When looking at our early budget we looked for things that we could actually change. For instance, rent was non-negotiable while entertainment was something we could opt out of. Our food budget was a big one that I looked at and just knew we could do something about. So I entered the world of scratch cooking.
Scratch cooking, to me, basically means trying to make that which you might buy at the grocery store and saving loads of money in the process. There are a lot of reasons, besides saving money, to jump into scratch cooking like…
- gaining useful knowledge in the kitchen
- avoiding preservatives and chemicals in processed foods
- knowing exactly what goes into your meals
But the sole reason I got started was simply because it saved us a lot of money. I started off by not buying boxed dinners, frozen meals, or those lovely rice and pasta mixes. I replaced these with similar homemade versions, with some help from our library’s cookbook collection.
A Little Scratch Cooking
Starting out, this phase of scratch cooking looks like…
- making a pot of rice instead of using a box.
- cooking homemade meat loaf instead of buying frozen.
- making your own pasta salad instead of using one from a box.
- making homemade chili with ground beef and canned beans instead of eating it from a can.
All of these are huge steps towards lowering your grocery budget and serving healthier meals.
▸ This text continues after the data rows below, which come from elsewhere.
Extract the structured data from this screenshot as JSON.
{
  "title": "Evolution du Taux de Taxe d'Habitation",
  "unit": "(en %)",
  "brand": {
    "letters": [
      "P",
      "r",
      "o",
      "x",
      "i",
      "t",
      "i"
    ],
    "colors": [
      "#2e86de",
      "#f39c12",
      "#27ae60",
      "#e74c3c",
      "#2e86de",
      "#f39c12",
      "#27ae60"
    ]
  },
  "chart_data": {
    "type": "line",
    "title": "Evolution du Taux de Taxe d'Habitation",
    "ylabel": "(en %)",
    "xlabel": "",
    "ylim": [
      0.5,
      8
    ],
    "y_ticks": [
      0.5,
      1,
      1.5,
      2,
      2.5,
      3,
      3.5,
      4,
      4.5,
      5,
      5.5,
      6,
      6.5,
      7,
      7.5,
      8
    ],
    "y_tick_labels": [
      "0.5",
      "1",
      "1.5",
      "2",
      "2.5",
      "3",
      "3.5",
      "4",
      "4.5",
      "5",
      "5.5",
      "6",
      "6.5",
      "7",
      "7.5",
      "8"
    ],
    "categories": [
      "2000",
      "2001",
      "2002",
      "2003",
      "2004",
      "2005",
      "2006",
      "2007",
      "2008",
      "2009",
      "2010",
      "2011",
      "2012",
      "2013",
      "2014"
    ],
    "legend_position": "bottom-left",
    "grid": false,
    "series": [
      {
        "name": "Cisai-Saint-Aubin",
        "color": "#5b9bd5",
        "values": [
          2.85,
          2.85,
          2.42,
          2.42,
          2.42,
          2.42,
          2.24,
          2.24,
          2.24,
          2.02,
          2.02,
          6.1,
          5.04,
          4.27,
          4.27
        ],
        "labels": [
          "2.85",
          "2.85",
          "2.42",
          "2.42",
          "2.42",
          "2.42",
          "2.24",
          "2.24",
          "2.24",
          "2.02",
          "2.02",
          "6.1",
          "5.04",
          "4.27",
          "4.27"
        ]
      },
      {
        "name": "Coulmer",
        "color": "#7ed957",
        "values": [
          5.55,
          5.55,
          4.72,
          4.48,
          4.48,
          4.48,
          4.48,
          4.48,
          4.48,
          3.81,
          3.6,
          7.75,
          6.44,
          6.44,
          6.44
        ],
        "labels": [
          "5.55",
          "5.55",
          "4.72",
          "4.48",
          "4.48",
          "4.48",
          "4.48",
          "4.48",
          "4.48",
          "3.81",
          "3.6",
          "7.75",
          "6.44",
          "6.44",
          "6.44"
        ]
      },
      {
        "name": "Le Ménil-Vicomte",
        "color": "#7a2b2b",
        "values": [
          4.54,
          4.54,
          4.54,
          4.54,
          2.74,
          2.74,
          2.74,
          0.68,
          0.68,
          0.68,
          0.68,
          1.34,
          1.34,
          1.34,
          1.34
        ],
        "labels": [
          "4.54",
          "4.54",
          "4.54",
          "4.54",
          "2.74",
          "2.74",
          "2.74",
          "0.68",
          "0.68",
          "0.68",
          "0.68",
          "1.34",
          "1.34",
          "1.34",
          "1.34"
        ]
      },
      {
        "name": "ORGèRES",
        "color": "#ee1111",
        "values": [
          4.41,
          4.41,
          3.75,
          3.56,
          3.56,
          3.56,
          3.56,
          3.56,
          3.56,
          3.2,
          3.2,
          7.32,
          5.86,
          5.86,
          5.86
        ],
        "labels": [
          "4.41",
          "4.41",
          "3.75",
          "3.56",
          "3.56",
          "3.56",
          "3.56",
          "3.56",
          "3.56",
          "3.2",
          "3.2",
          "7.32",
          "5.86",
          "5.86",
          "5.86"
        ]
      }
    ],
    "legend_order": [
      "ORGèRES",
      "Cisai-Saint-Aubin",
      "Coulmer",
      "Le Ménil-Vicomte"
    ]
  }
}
Basically eliminating any type of meal that comes out of just a box or a can will get you started on this phase.
A Lot of Scratch Cooking
Once the bulk of our meals were made by me I could really start to see the savings, and the health benefits. So I started looking at the staples we were eating to see what else we could stop buying and start making.
The first place I started was in making homemade bread. I figured out that our healthy homemade wheat bread was probably less than half the cost of a comparable loaf at the store. I then began baking all of our breads, muffins, and other baked goods.
Then I looked at canned beans. These are cheaper than meat, but making them at home can save you bundles. Because one pound of dried beans will cook up to the equivalent of three (15 oz) cans of beans, you can often times save 60+% just by buying dried beans and cooking them yourself. We love these slow-cooked pinto beans, for example.
Once those staples were out of the way I started looking at every little thing I could make myself and save significantly, like…
- homemade yogurt and save 75%
- homemade salad dressing and save 25-50% (find our favorite recipes in my spring cookbook)
- homemade jam and save 50%
- homemade applesauce and save 50%
- homemade naturally fermented soda for pennies
All of these things save us significant amounts of money, require more forethought than actual work, and allowed us to eat a mostly organic and local diet at the same cost of the average American diet.
So whether you are just dipping your toe into the scratch cooking pool or would like to jump into the deep end, this is one place that I highly recommend starting if you are looking to lower your monthly expenditures.